The first time I heard the term ‘stealth wealth’ was a full quarter of a century ago, when hotelier Gordon Campbell Gray was explaining the defining principle of Number One Aldwych to me. A couple of years before that, I had first experienced the stealth wealth brand par excellence Loro Piana when I came across a quilted cashmere gilet at the Breakers in Palm Beach. Its Proustian power immediately evoked a world of douceur de vivre: sunrise among the roseate peaks of the Dolomites, sunset on the yacht off the Amalfi coast… that sort of thing.
Incredible as it may sound, Loro Piana was only just beginning to make the transition from fabric mill to apparel brand. I fell in love with it because the clothes reflected the style of the effortlessly suave Sergio Loro Piana, who wrought a revolution in the way rich men dressed by being a one-man testbed for the garments he found comfortable. Whether the perfect skiing coat that avoided the vulgar rustling of synthetic ski wear or the ideal jacket to wear while participating in a vintage car rally or concours d’élégance, Loro Piana did not need a creative director: everything came from the life led by Sergio and his brother Pier Luigi.
It caught on quickly. The first time I saw the greige total look from Loro Piana was in 2006, at a regatta on a lake outside Moscow, where I met a businessman who, from taupe LP baseball cap to fawn LP ‘Open Walk’ suede slip-ons, would fit in perfectly at a weekend BBQ with the Roy family 17 years later.
Which is why I find stealth wealth or quiet luxury a misnomer in the context of this show. The ubiquitous black T-shirt, the six-figure watch, the four-figure sneakers are just as much signifiers of contemporary wealth as the top hat, tailcoat and waxed moustache of the Monopoly Man back in the 1940s.

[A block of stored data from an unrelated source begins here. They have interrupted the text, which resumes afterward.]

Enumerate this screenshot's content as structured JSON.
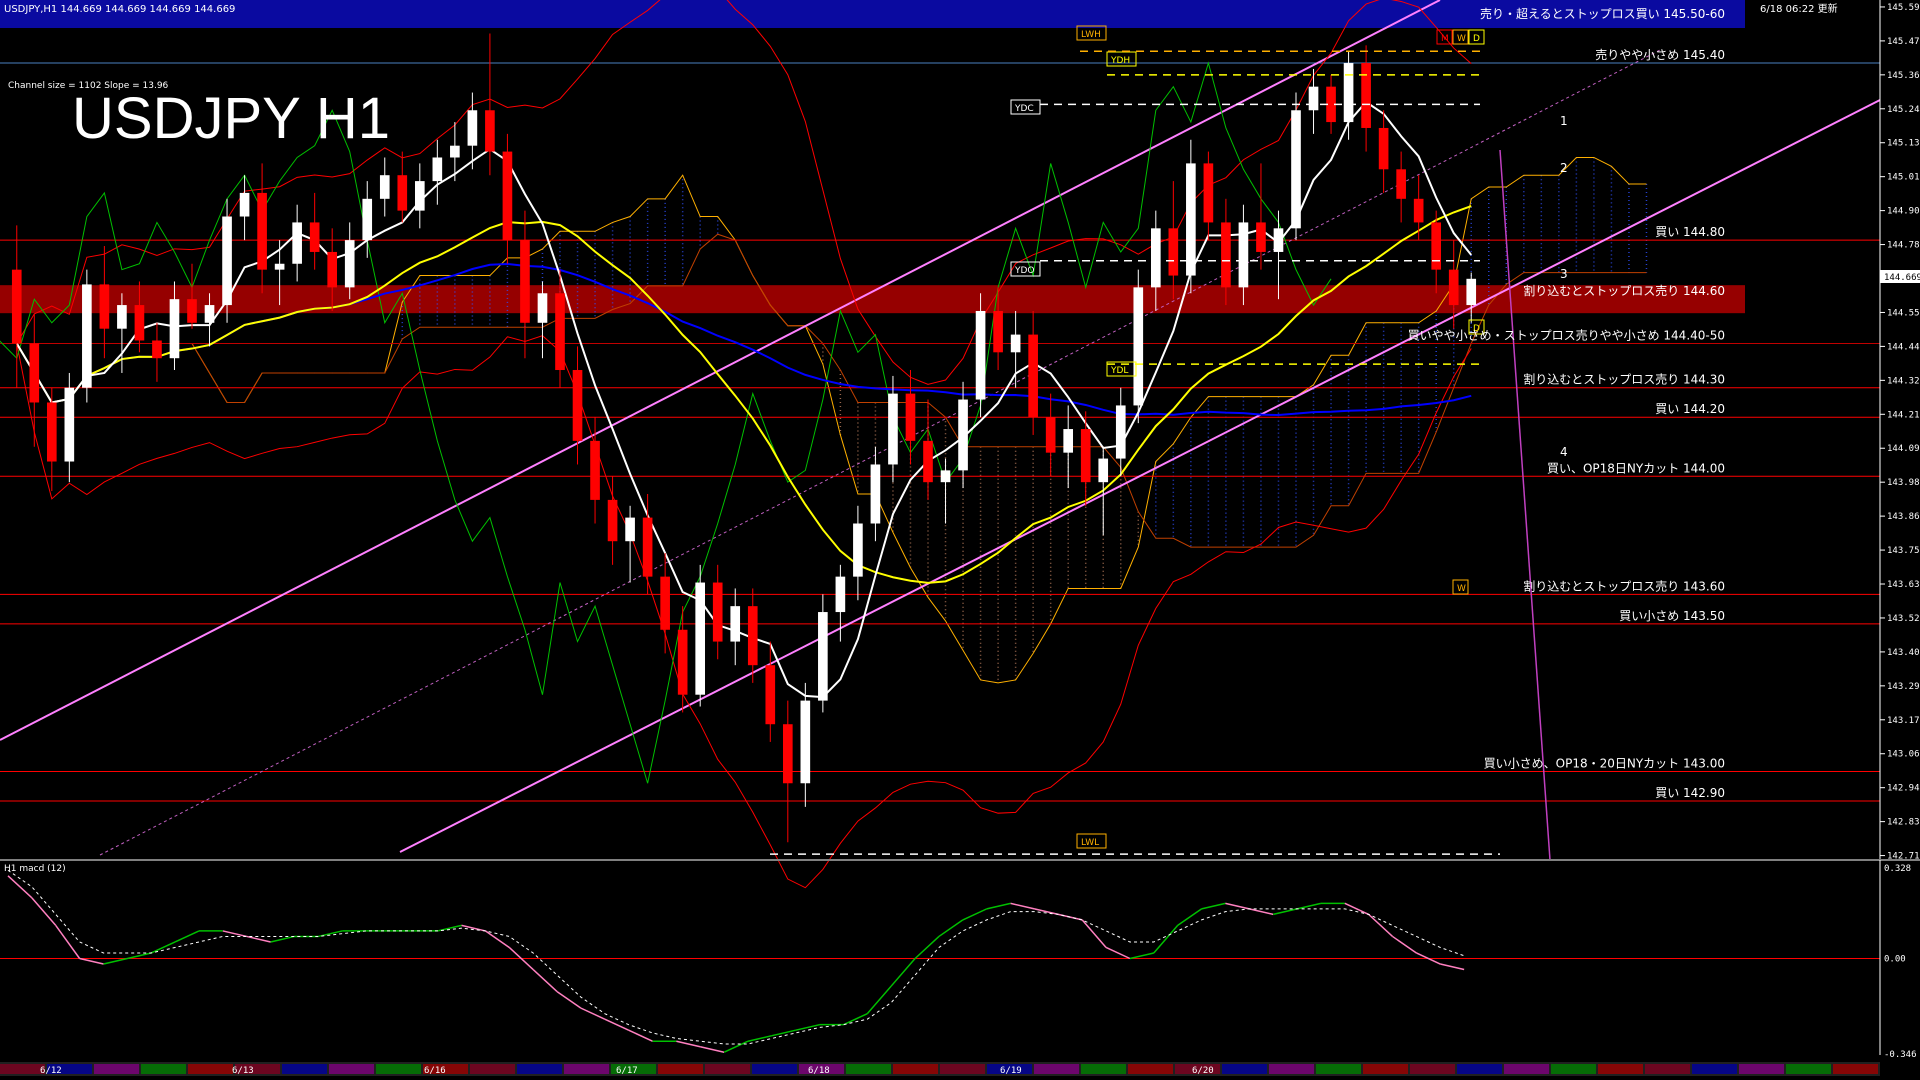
{
  "header": {
    "symbol_line": "USDJPY,H1  144.669 144.669 144.669 144.669",
    "timestamp": "6/18 06:22 更新",
    "channel_info": "Channel size = 1102 Slope = 13.96",
    "big_title": "USDJPY  H1",
    "macd_label": "H1  macd (12)"
  },
  "colors": {
    "background": "#000000",
    "bull_candle": "#ffffff",
    "bear_candle": "#ff0000",
    "channel": "#ff80ff",
    "ma_fast": "#ffffff",
    "ma_mid": "#ffff00",
    "ma_slow": "#0000ff",
    "bollinger": "#ff0000",
    "chikou": "#00c000",
    "level_line": "#ff0000",
    "resistance_band": "#c00000",
    "top_band": "#1010c0",
    "macd_main": "#00c000",
    "macd_main_neg": "#ff80c0",
    "macd_signal": "#ffffff"
  },
  "chart_data": {
    "type": "candlestick",
    "y_axis": {
      "ticks": [
        "145.590",
        "145.475",
        "145.360",
        "145.245",
        "145.130",
        "145.015",
        "144.900",
        "144.785",
        "144.669",
        "144.555",
        "144.440",
        "144.325",
        "144.210",
        "144.095",
        "143.980",
        "143.865",
        "143.750",
        "143.635",
        "143.520",
        "143.405",
        "143.290",
        "143.175",
        "143.060",
        "142.945",
        "142.830",
        "142.715"
      ],
      "range": [
        142.7,
        145.6
      ],
      "current_price": "144.669"
    },
    "x_axis": {
      "labels": [
        "6/12",
        "6/13",
        "6/16",
        "6/17",
        "6/18",
        "6/19",
        "6/20"
      ]
    },
    "ohlc": [
      [
        144.7,
        144.85,
        144.3,
        144.45
      ],
      [
        144.45,
        144.55,
        144.1,
        144.25
      ],
      [
        144.25,
        144.3,
        143.95,
        144.05
      ],
      [
        144.05,
        144.35,
        143.98,
        144.3
      ],
      [
        144.3,
        144.7,
        144.25,
        144.65
      ],
      [
        144.65,
        144.78,
        144.4,
        144.5
      ],
      [
        144.5,
        144.62,
        144.35,
        144.58
      ],
      [
        144.58,
        144.66,
        144.42,
        144.46
      ],
      [
        144.46,
        144.52,
        144.32,
        144.4
      ],
      [
        144.4,
        144.66,
        144.36,
        144.6
      ],
      [
        144.6,
        144.72,
        144.5,
        144.52
      ],
      [
        144.52,
        144.62,
        144.44,
        144.58
      ],
      [
        144.58,
        144.94,
        144.52,
        144.88
      ],
      [
        144.88,
        145.02,
        144.8,
        144.96
      ],
      [
        144.96,
        145.06,
        144.62,
        144.7
      ],
      [
        144.7,
        144.8,
        144.58,
        144.72
      ],
      [
        144.72,
        144.92,
        144.66,
        144.86
      ],
      [
        144.86,
        144.96,
        144.7,
        144.76
      ],
      [
        144.76,
        144.84,
        144.56,
        144.64
      ],
      [
        144.64,
        144.86,
        144.6,
        144.8
      ],
      [
        144.8,
        145.0,
        144.74,
        144.94
      ],
      [
        144.94,
        145.08,
        144.88,
        145.02
      ],
      [
        145.02,
        145.1,
        144.86,
        144.9
      ],
      [
        144.9,
        145.06,
        144.84,
        145.0
      ],
      [
        145.0,
        145.14,
        144.92,
        145.08
      ],
      [
        145.08,
        145.2,
        145.0,
        145.12
      ],
      [
        145.12,
        145.3,
        145.04,
        145.24
      ],
      [
        145.24,
        145.5,
        145.02,
        145.1
      ],
      [
        145.1,
        145.16,
        144.72,
        144.8
      ],
      [
        144.8,
        144.9,
        144.4,
        144.52
      ],
      [
        144.52,
        144.66,
        144.4,
        144.62
      ],
      [
        144.62,
        144.7,
        144.3,
        144.36
      ],
      [
        144.36,
        144.44,
        144.04,
        144.12
      ],
      [
        144.12,
        144.2,
        143.84,
        143.92
      ],
      [
        143.92,
        144.0,
        143.7,
        143.78
      ],
      [
        143.78,
        143.9,
        143.64,
        143.86
      ],
      [
        143.86,
        143.94,
        143.6,
        143.66
      ],
      [
        143.66,
        143.74,
        143.4,
        143.48
      ],
      [
        143.48,
        143.56,
        143.2,
        143.26
      ],
      [
        143.26,
        143.7,
        143.22,
        143.64
      ],
      [
        143.64,
        143.7,
        143.38,
        143.44
      ],
      [
        143.44,
        143.62,
        143.36,
        143.56
      ],
      [
        143.56,
        143.62,
        143.3,
        143.36
      ],
      [
        143.36,
        143.44,
        143.1,
        143.16
      ],
      [
        143.16,
        143.24,
        142.76,
        142.96
      ],
      [
        142.96,
        143.3,
        142.88,
        143.24
      ],
      [
        143.24,
        143.6,
        143.2,
        143.54
      ],
      [
        143.54,
        143.7,
        143.44,
        143.66
      ],
      [
        143.66,
        143.9,
        143.58,
        143.84
      ],
      [
        143.84,
        144.1,
        143.78,
        144.04
      ],
      [
        144.04,
        144.34,
        143.98,
        144.28
      ],
      [
        144.28,
        144.36,
        144.04,
        144.12
      ],
      [
        144.12,
        144.26,
        143.92,
        143.98
      ],
      [
        143.98,
        144.06,
        143.84,
        144.02
      ],
      [
        144.02,
        144.32,
        143.96,
        144.26
      ],
      [
        144.26,
        144.62,
        144.2,
        144.56
      ],
      [
        144.56,
        144.64,
        144.36,
        144.42
      ],
      [
        144.42,
        144.56,
        144.3,
        144.48
      ],
      [
        144.48,
        144.56,
        144.14,
        144.2
      ],
      [
        144.2,
        144.28,
        144.0,
        144.08
      ],
      [
        144.08,
        144.24,
        143.96,
        144.16
      ],
      [
        144.16,
        144.22,
        143.9,
        143.98
      ],
      [
        143.98,
        144.1,
        143.8,
        144.06
      ],
      [
        144.06,
        144.3,
        144.0,
        144.24
      ],
      [
        144.24,
        144.7,
        144.18,
        144.64
      ],
      [
        144.64,
        144.9,
        144.56,
        144.84
      ],
      [
        144.84,
        145.0,
        144.6,
        144.68
      ],
      [
        144.68,
        145.14,
        144.62,
        145.06
      ],
      [
        145.06,
        145.1,
        144.8,
        144.86
      ],
      [
        144.86,
        144.94,
        144.58,
        144.64
      ],
      [
        144.64,
        144.92,
        144.58,
        144.86
      ],
      [
        144.86,
        145.06,
        144.7,
        144.76
      ],
      [
        144.76,
        144.9,
        144.6,
        144.84
      ],
      [
        144.84,
        145.3,
        144.8,
        145.24
      ],
      [
        145.24,
        145.38,
        145.16,
        145.32
      ],
      [
        145.32,
        145.36,
        145.16,
        145.2
      ],
      [
        145.2,
        145.44,
        145.14,
        145.4
      ],
      [
        145.4,
        145.46,
        145.1,
        145.18
      ],
      [
        145.18,
        145.24,
        144.96,
        145.04
      ],
      [
        145.04,
        145.1,
        144.86,
        144.94
      ],
      [
        144.94,
        145.02,
        144.8,
        144.86
      ],
      [
        144.86,
        144.9,
        144.62,
        144.7
      ],
      [
        144.7,
        144.8,
        144.5,
        144.58
      ],
      [
        144.58,
        144.69,
        144.52,
        144.669
      ]
    ],
    "horizontal_levels": [
      {
        "price": 145.55,
        "label": "売り・超えるとストップロス買い 145.50-60",
        "color": "#1010c0"
      },
      {
        "price": 145.4,
        "label": "売りやや小さめ 145.40",
        "color": "#4a7fc0"
      },
      {
        "price": 144.8,
        "label": "買い 144.80",
        "color": "#ff0000"
      },
      {
        "price": 144.6,
        "label": "割り込むとストップロス売り 144.60",
        "color": "#ff0000"
      },
      {
        "price": 144.45,
        "label": "買いやや小さめ・ストップロス売りやや小さめ 144.40-50",
        "color": "#c00000"
      },
      {
        "price": 144.3,
        "label": "割り込むとストップロス売り 144.30",
        "color": "#ff0000"
      },
      {
        "price": 144.2,
        "label": "買い 144.20",
        "color": "#ff0000"
      },
      {
        "price": 144.0,
        "label": "買い、OP18日NYカット 144.00",
        "color": "#ff0000"
      },
      {
        "price": 143.6,
        "label": "割り込むとストップロス売り 143.60",
        "color": "#ff0000"
      },
      {
        "price": 143.5,
        "label": "買い小さめ 143.50",
        "color": "#ff0000"
      },
      {
        "price": 143.0,
        "label": "買い小さめ、OP18・20日NYカット 143.00",
        "color": "#ff0000"
      },
      {
        "price": 142.9,
        "label": "買い 142.90",
        "color": "#ff0000"
      }
    ],
    "markers": {
      "LWH": "LWH",
      "YDH": "YDH",
      "YDC": "YDC",
      "YDO": "YDO",
      "YDL": "YDL",
      "LWL": "LWL",
      "W": "W",
      "D": "D",
      "M": "M",
      "wave_numbers": [
        "1",
        "2",
        "3",
        "4"
      ]
    },
    "macd_axis": {
      "ticks": [
        "0.328",
        "0.00",
        "-0.346"
      ]
    },
    "macd_main": [
      0.3,
      0.22,
      0.12,
      0.0,
      -0.02,
      0.0,
      0.02,
      0.06,
      0.1,
      0.1,
      0.08,
      0.06,
      0.08,
      0.08,
      0.1,
      0.1,
      0.1,
      0.1,
      0.1,
      0.12,
      0.1,
      0.04,
      -0.04,
      -0.12,
      -0.18,
      -0.22,
      -0.26,
      -0.3,
      -0.3,
      -0.32,
      -0.34,
      -0.3,
      -0.28,
      -0.26,
      -0.24,
      -0.24,
      -0.2,
      -0.1,
      0.0,
      0.08,
      0.14,
      0.18,
      0.2,
      0.18,
      0.16,
      0.14,
      0.04,
      0.0,
      0.02,
      0.12,
      0.18,
      0.2,
      0.18,
      0.16,
      0.18,
      0.2,
      0.2,
      0.16,
      0.08,
      0.02,
      -0.02,
      -0.04
    ],
    "macd_signal": [
      0.32,
      0.26,
      0.16,
      0.06,
      0.02,
      0.02,
      0.02,
      0.04,
      0.06,
      0.08,
      0.08,
      0.08,
      0.08,
      0.08,
      0.09,
      0.1,
      0.1,
      0.1,
      0.1,
      0.11,
      0.1,
      0.08,
      0.02,
      -0.06,
      -0.14,
      -0.2,
      -0.24,
      -0.27,
      -0.29,
      -0.3,
      -0.31,
      -0.31,
      -0.29,
      -0.27,
      -0.25,
      -0.24,
      -0.22,
      -0.16,
      -0.06,
      0.04,
      0.1,
      0.14,
      0.17,
      0.17,
      0.16,
      0.14,
      0.1,
      0.06,
      0.06,
      0.1,
      0.14,
      0.17,
      0.18,
      0.18,
      0.18,
      0.18,
      0.18,
      0.16,
      0.12,
      0.08,
      0.04,
      0.01
    ]
  }
}
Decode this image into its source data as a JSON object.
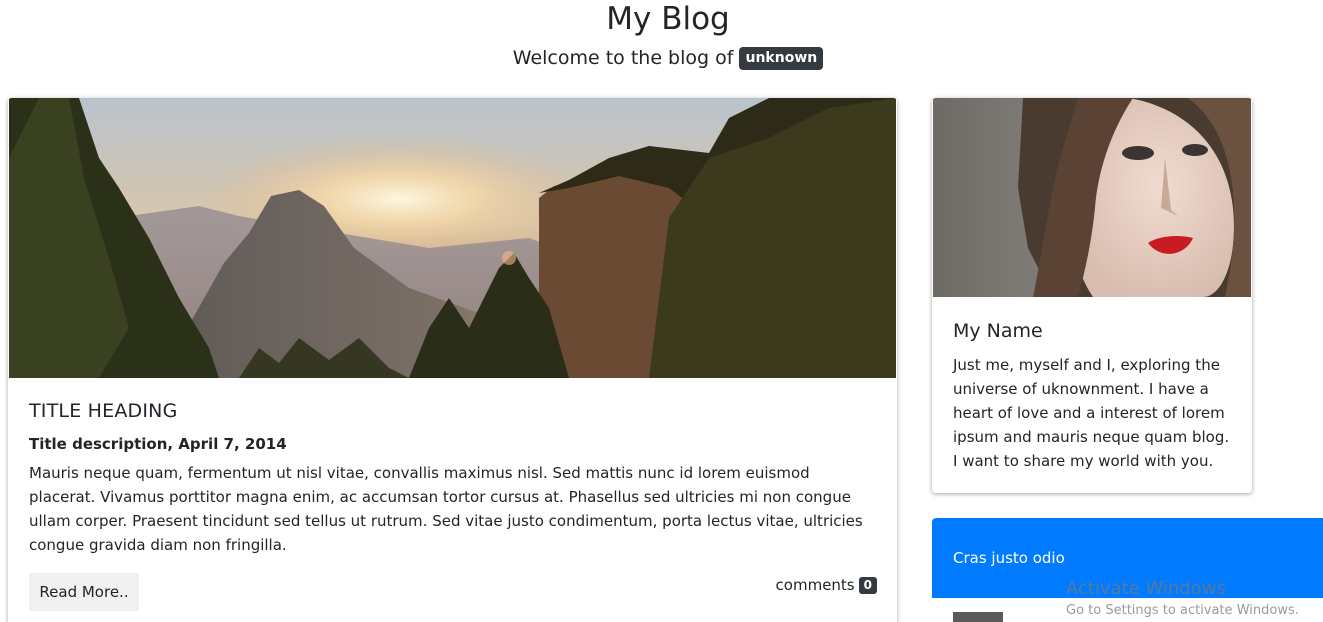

Stealth wealth is over. Unless you are using the term ironically. The secret, if it ever was secret, is out: Loro Piana now uses social media satirist Gstaad Guy to launch limited-edition Open Walks. It’s like what The Sloane Ranger Handbook did for the bashed-up Barbour and frayed collar country-house chic of the British upper class.
And if you cannot quite run to the 800-plus quid needed to get into a pair of Open Walks or £1,620 for a Brunello Cucinelli long sleeve cashmere polo, Aurelien does very similar shoe for around £300 (the price of LP’s Open Walk for Babies), and there is a Luca Faloni cashmere polo for similar money.
To quote Withnail and I: ‘We are at the end of an age. The greatest decade in the history of mankind is nearly over. They’re selling hippy wigs in Woolworths.’ And what wouldn’t you give to see Logan Roy in a hippy wig.